The jury is still out on whether AI can provide meaningful support to a stricken individual. ChatBots like Woebot and Wysa provide immediate support that is both affordable and accessible. But the British Association for Counselling and Psychotherapy (BACP) warns that ChatGPT’s inability to feel or empathise precludes it from providing meaningful support, with one therapist warning: ‘It is the most dangerous friend you could have if you are feeling low, self-destructive or likely to do something dangerous.’
Producer and director Sam Tullen tells Metro he made the documentary to shine a light on the loneliness epidemic, as it’s something he’s experienced himself..
‘The subject is personal to me. My college life was mostly online during the pandemic, like many others, and then after leaving college, I didn’t go to university, which can be quite isolating,’ he explains.
‘I saw a lot of people that I went to school with having a great time, moving away and having this buzzing social life, but I went straight into work, so never had the same experiences. I’ve met a lot of people of my own age who have experienced this sort of isolation.’
Sam, 22, admits he is worried about the number of people turning to AI for emotional support, adding that it is no substitute for real human connection. Researching the documentary, the filmmaker says he readily found young people who would more happily ask ChatGPT for fashion advice then invite their friends out for a coffee.
He adds: ‘I can barely remember life before AI. From Covid, when people were so used to being on their phones and on their screens, we have built a world where it is easier to talk to a chatbot than a person.
‘When Paisley revealed that he’d been using AI to seek connection and was speaking to it every day, I wasn’t shocked, because I’ve seen so much of it. It’s just a common occurrence for anyone feeling lonely, which is really worrying. Lots of young people are relying on chat bots rather than human interaction.’
Happily, Paisley turned his life around when he reached out on social media to reveal how he was feeling. He didn’t say anything heartbreaking or shocking, just a post about his daily life and what had been going on. Yet, the response was incredible, he remembers, as hundreds replied that they were in the same boat.

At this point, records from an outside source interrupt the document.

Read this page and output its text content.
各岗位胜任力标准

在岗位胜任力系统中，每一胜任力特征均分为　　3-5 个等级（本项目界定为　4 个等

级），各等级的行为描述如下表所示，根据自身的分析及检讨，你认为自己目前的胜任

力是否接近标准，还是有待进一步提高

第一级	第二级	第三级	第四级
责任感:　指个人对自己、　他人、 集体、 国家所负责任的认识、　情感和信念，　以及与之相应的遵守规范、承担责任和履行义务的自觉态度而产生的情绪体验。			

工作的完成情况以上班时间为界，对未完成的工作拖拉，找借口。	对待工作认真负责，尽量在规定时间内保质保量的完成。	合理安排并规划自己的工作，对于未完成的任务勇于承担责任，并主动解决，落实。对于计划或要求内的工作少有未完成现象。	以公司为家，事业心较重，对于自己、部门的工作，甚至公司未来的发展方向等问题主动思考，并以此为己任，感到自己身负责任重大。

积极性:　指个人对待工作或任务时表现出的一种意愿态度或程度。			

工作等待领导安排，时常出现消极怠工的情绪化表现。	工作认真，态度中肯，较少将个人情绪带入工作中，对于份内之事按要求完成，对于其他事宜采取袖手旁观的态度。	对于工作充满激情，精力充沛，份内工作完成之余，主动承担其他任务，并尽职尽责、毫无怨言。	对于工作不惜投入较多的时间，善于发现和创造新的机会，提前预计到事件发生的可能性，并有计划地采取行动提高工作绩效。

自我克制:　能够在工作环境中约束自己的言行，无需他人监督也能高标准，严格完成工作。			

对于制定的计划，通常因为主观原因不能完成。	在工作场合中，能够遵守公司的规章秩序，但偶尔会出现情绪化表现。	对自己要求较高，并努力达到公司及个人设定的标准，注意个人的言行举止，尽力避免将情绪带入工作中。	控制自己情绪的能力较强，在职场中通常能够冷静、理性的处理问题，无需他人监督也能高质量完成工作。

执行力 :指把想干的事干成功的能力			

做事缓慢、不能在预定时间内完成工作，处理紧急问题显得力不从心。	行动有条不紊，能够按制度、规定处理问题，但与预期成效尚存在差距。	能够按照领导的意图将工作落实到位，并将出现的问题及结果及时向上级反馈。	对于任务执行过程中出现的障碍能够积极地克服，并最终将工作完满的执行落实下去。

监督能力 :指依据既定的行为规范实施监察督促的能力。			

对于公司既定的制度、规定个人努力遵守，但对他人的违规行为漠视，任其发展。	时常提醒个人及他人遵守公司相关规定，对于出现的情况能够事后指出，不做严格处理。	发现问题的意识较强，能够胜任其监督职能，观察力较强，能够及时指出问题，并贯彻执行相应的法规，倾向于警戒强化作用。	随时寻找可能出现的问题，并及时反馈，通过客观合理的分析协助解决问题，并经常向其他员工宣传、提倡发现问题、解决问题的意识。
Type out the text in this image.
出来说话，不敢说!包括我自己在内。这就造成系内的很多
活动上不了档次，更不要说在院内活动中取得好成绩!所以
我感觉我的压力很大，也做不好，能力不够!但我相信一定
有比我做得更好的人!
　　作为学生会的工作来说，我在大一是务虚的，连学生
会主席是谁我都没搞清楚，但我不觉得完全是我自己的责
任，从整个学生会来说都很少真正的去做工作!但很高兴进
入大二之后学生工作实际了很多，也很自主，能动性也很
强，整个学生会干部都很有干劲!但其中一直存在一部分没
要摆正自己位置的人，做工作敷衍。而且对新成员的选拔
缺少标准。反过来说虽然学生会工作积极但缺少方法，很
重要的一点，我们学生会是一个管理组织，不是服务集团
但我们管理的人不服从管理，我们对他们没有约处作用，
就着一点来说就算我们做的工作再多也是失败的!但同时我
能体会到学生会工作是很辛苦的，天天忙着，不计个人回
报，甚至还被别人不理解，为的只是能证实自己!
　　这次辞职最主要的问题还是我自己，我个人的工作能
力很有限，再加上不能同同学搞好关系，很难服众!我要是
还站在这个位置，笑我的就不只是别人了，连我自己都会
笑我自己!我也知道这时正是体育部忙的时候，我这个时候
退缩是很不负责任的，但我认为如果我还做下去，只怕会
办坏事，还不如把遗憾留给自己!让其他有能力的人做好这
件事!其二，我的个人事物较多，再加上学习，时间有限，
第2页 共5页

From there, he met a new community of people online and joined WhatsApp groups about the Manchester music scene – and most importantly took the brave step of going on nights out alone.
It was an agonising move, admits Paisley. The first time he went out for drinks alone, he stayed for five minutes before leaving, he remembers. But then he forced himself to go out again and again, and found it became easier each time.
‘It’s elevated me from not having many friends to meeting so many people, and boosting my confidence,’ he says.
Paisley’s advice for other lonely souls is essentially ‘grow a pair’.
‘As horrible as it sounds, you have to stop blaming other people and blaming everything else for being lonely. You almost have to suck it up, get out there and push yourself.
‘I had to do it. It’s not easy, but trust in your people skills and you’ll find you can get through anything.
‘I still do a lot of things on my own, because a lot of people that I met online aren’t based in Manchester. But I speak to people every single day in a big group chat, and I’m meeting up with them next weekend. So I’m very, very, happy with how things are now.’
Generation Lonely is available to watch on docodocumentaries YouTube channel now.